Le groupe qui s’enflamme: polarisation et cascades informationnelles
La polarisation de groupe, phénomène documenté par James Stoner dès 1961, ajoute un risque supplémentaire. Après discussion, les positions du groupe se radicalisent par rapport aux positions individuelles initiales. Un groupe légèrement optimiste sur un planning devient franchement optimiste après en avoir discuté, parce que les arguments favorables bénéficient d’un effet d’entraînement: chaque intervenant renchérit sur le précédent dans ce que Shmuel Bikhchandani a formalisé en 1992 sous le nom de cascade informationnelle, un phénomène où l’on accorde plus de poids à l’avis exprimé par les premiers intervenants qu’à sa propre analyse.
En comité de pilotage, cela signifie que l’ordre de prise de parole influence directement le résultat, et que la dynamique de la réunion pèse autant que la qualité des données présentées.
La taille du groupe comme amplificateur
À ces biais cognitifs s’ajoute un facteur structurel: l’effet Ringelmann, mis en évidence dès 1913, qui montre que la contribution individuelle diminue avec la taille du groupe. Plus un comité est large, plus la responsabilité se dilue et plus les membres adoptent une posture passive. Gunter Dueck, ancien CTO d’IBM, observe que les organisations créent des structures de coordination censées améliorer la décision, mais qui produisent l’effet inverse: chaque département optimise ses propres objectifs, et la décision collective résulte d’un compromis politique plutôt que d’une analyse partagée. Pour un chef de projet, la conséquence pratique est claire: au-delà de cinq à sept participants, un comité de décision perd en qualité ce qu’il gagne en représentativité.
Structurer la dissidence plutôt que le consensus
Si le consensus spontané est un signal d’alerte plutôt qu’un signe de bonne santé décisionnelle, le rôle du chef de projet consiste moins à faciliter l’accord qu’à créer les conditions du désaccord productif.
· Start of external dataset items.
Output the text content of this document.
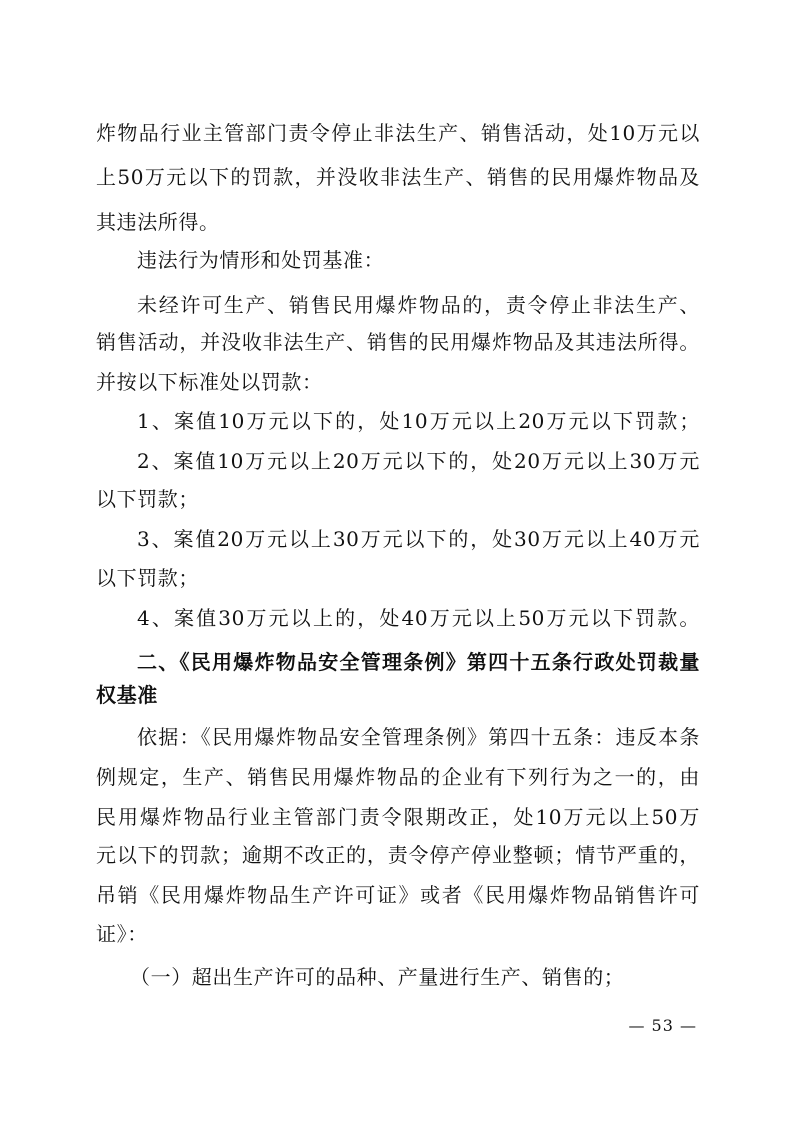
炸物品行业主管部门责令停止非法生产、销售活动，处10万元以
上50万元以下的罚款，并没收非法生产、销售的民用爆炸物品及
其违法所得。
违法行为情形和处罚基准：
未经许可生产、销售民用爆炸物品的，责令停止非法生产、
销售活动，并没收非法生产、销售的民用爆炸物品及其违法所得。
并按以下标准处以罚款：
1、案值10万元以下的，处10万元以上20万元以下罚款；
2、案值10万元以上20万元以下的，处20万元以上30万元
以下罚款；
3、案值20万元以上30万元以下的，处30万元以上40万元
以下罚款；
4、案值30万元以上的，处40万元以上50万元以下罚款。
二、《民用爆炸物品安全管理条例》第四十五条行政处罚裁量
权基准
依据：《民用爆炸物品安全管理条例》第四十五条：违反本条
例规定，生产、销售民用爆炸物品的企业有下列行为之一的，由
民用爆炸物品行业主管部门责令限期改正，处10万元以上50万
元以下的罚款；逾期不改正的，责令停产停业整顿；情节严重的，
吊销《民用爆炸物品生产许可证》或者《民用爆炸物品销售许可
证》：
（一）超出生产许可的品种、产量进行生产、销售的；
— 53 —
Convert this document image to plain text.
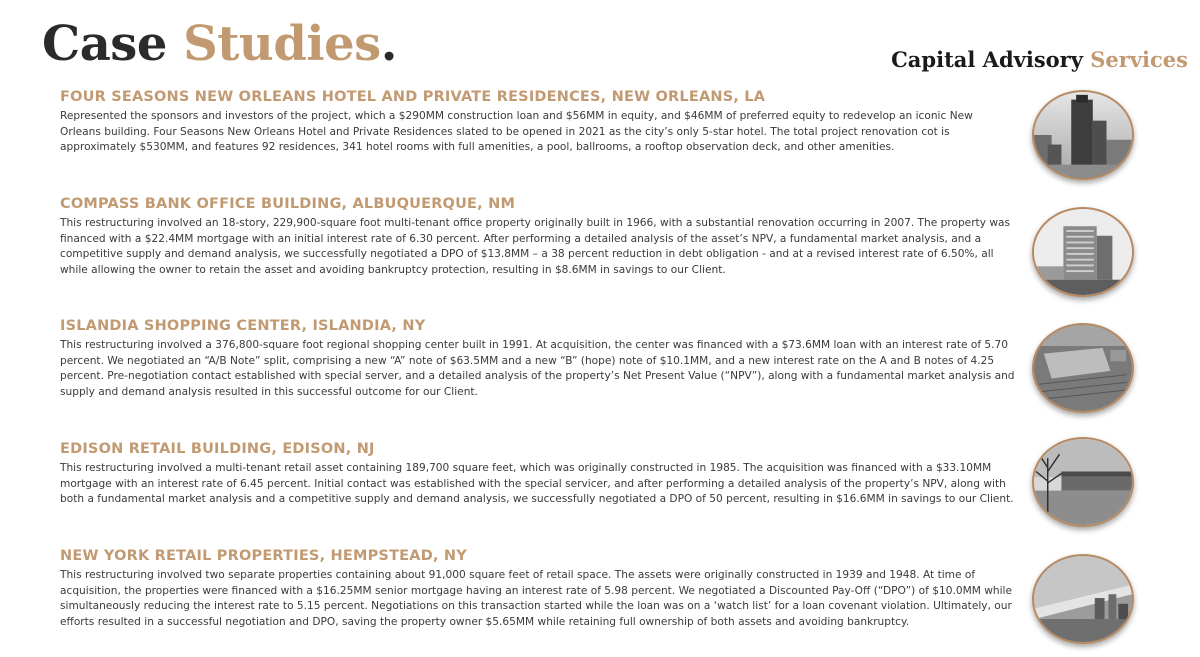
Case Studies.	Capital Advisory Services
FOUR SEASONS NEW ORLEANS HOTEL AND PRIVATE RESIDENCES, NEW ORLEANS, LA

Represented the sponsors and investors of the project, which a $290MM construction loan and $56MM in equity, and $46MM of preferred equity to redevelop an iconic New Orleans building. Four Seasons New Orleans Hotel and Private Residences slated to be opened in 2021 as the city’s only 5-star hotel. The total project renovation cot is approximately $530MM, and features 92 residences, 341 hotel rooms with full amenities, a pool, ballrooms, a rooftop observation deck, and other amenities.

COMPASS BANK OFFICE BUILDING, ALBUQUERQUE, NM

This restructuring involved an 18-story, 229,900-square foot multi-tenant office property originally built in 1966, with a substantial renovation occurring in 2007. The property was financed with a $22.4MM mortgage with an initial interest rate of 6.30 percent. After performing a detailed analysis of the asset’s NPV, a fundamental market analysis, and a competitive supply and demand analysis, we successfully negotiated a DPO of $13.8MM – a 38 percent reduction in debt obligation - and at a revised interest rate of 6.50%, all while allowing the owner to retain the asset and avoiding bankruptcy protection, resulting in $8.6MM in savings to our Client.

ISLANDIA SHOPPING CENTER, ISLANDIA, NY

This restructuring involved a 376,800-square foot regional shopping center built in 1991. At acquisition, the center was financed with a $73.6MM loan with an interest rate of 5.70 percent. We negotiated an “A/B Note” split, comprising a new “A” note of $63.5MM and a new “B” (hope) note of $10.1MM, and a new interest rate on the A and B notes of 4.25 percent. Pre-negotiation contact established with special server, and a detailed analysis of the property’s Net Present Value (“NPV”), along with a fundamental market analysis and supply and demand analysis resulted in this successful outcome for our Client.

EDISON RETAIL BUILDING, EDISON, NJ

This restructuring involved a multi-tenant retail asset containing 189,700 square feet, which was originally constructed in 1985. The acquisition was financed with a $33.10MM mortgage with an interest rate of 6.45 percent. Initial contact was established with the special servicer, and after performing a detailed analysis of the property’s NPV, along with both a fundamental market analysis and a competitive supply and demand analysis, we successfully negotiated a DPO of 50 percent, resulting in $16.6MM in savings to our Client.

NEW YORK RETAIL PROPERTIES, HEMPSTEAD, NY

This restructuring involved two separate properties containing about 91,000 square feet of retail space. The assets were originally constructed in 1939 and 1948. At time of acquisition, the properties were financed with a $16.25MM senior mortgage having an interest rate of 5.98 percent. We negotiated a Discounted Pay-Off (“DPO”) of $10.0MM while simultaneously reducing the interest rate to 5.15 percent. Negotiations on this transaction started while the loan was on a ‘watch list’ for a loan covenant violation. Ultimately, our efforts resulted in a successful negotiation and DPO, saving the property owner $5.65MM while retaining full ownership of both assets and avoiding bankruptcy.
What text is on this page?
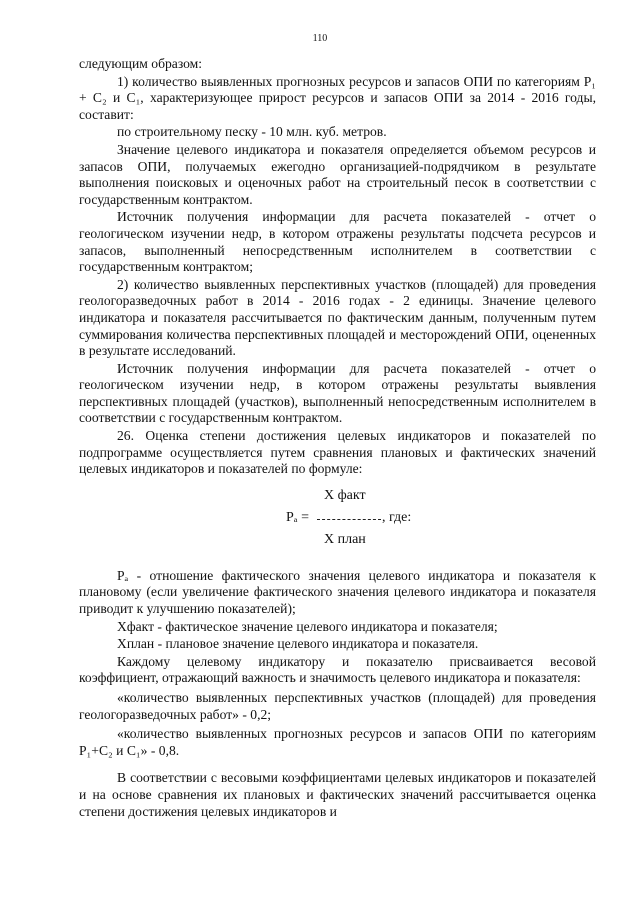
110

следующим образом:

1) количество выявленных прогнозных ресурсов и запасов ОПИ по категориям P₁ + C₂ и C₁, характеризующее прирост ресурсов и запасов ОПИ за 2014 - 2016 годы, составит:

по строительному песку - 10 млн. куб. метров.

Значение целевого индикатора и показателя определяется объемом ресурсов и запасов ОПИ, получаемых ежегодно организацией-подрядчиком в результате выполнения поисковых и оценочных работ на строительный песок в соответствии с государственным контрактом.

Источник получения информации для расчета показателей - отчет о геологическом изучении недр, в котором отражены результаты подсчета ресурсов и запасов, выполненный непосредственным исполнителем в соответствии с государственным контрактом;

2) количество выявленных перспективных участков (площадей) для проведения геологоразведочных работ в 2014 - 2016 годах - 2 единицы. Значение целевого индикатора и показателя рассчитывается по фактическим данным, полученным путем суммирования количества перспективных площадей и месторождений ОПИ, оцененных в результате исследований.

Источник получения информации для расчета показателей - отчет о геологическом изучении недр, в котором отражены результаты выявления перспективных площадей (участков), выполненный непосредственным исполнителем в соответствии с государственным контрактом.

26. Оценка степени достижения целевых индикаторов и показателей по подпрограмме осуществляется путем сравнения плановых и фактических значений целевых индикаторов и показателей по формуле:

X факт
Pₐ =	, где:
X план

Pₐ - отношение фактического значения целевого индикатора и показателя к плановому (если увеличение фактического значения целевого индикатора и показателя приводит к улучшению показателей);

Xфакт - фактическое значение целевого индикатора и показателя;

Xплан - плановое значение целевого индикатора и показателя.

Каждому целевому индикатору и показателю присваивается весовой коэффициент, отражающий важность и значимость целевого индикатора и показателя:

«количество выявленных перспективных участков (площадей) для проведения геологоразведочных работ» - 0,2;

«количество выявленных прогнозных ресурсов и запасов ОПИ по категориям P₁+C₂ и C₁» - 0,8.

В соответствии с весовыми коэффициентами целевых индикаторов и показателей и на основе сравнения их плановых и фактических значений рассчитывается оценка степени достижения целевых индикаторов и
Trois pratiques, bien documentées dans la littérature, permettent de contrer ces biais.
La première est le vote individuel écrit avant la discussion. Recueillir les avis par écrit, sur papier ou par outil numérique, avant d’ouvrir le débat permet de capturer les jugements individuels avant que le groupe ne les homogénéise. Cette technique validée par la recherche réduit significativement l’autocensure et neutralise les cascades informationnelles liées à l’ordre de prise de parole.
La deuxième est l’attribution formelle d’un rôle de contradicteur. Le MIT Sloan Management Review recommande de désigner un devil’s advocate (avocat du diable) pour chaque décision significative, à la condition que ce rôle soit mandaté explicitement et non laissé à la spontanéité, car la dissidence volontaire reste socialement coûteuse dans la plupart des cultures d’entreprise.
La troisième est la séparation entre la génération d’options et la validation. Lorsqu’un même groupe produit les alternatives et choisit parmi elles dans la même réunion, la polarisation pousse naturellement vers la première idée qui a reçu un accueil favorable. Réserver un temps distinct pour l’exploration, sans pression de décision immédiate, permet aux options minoritaires de survivre assez longtemps pour être évaluées sur leur mérite.
La prochaine fois qu’un comité de pilotage valide un planning sans discussion, la question à se poser n’est pas “sommes-nous tous d’accord?” mais “quelqu’un a-t-il eu la possibilité de ne pas être d’accord?”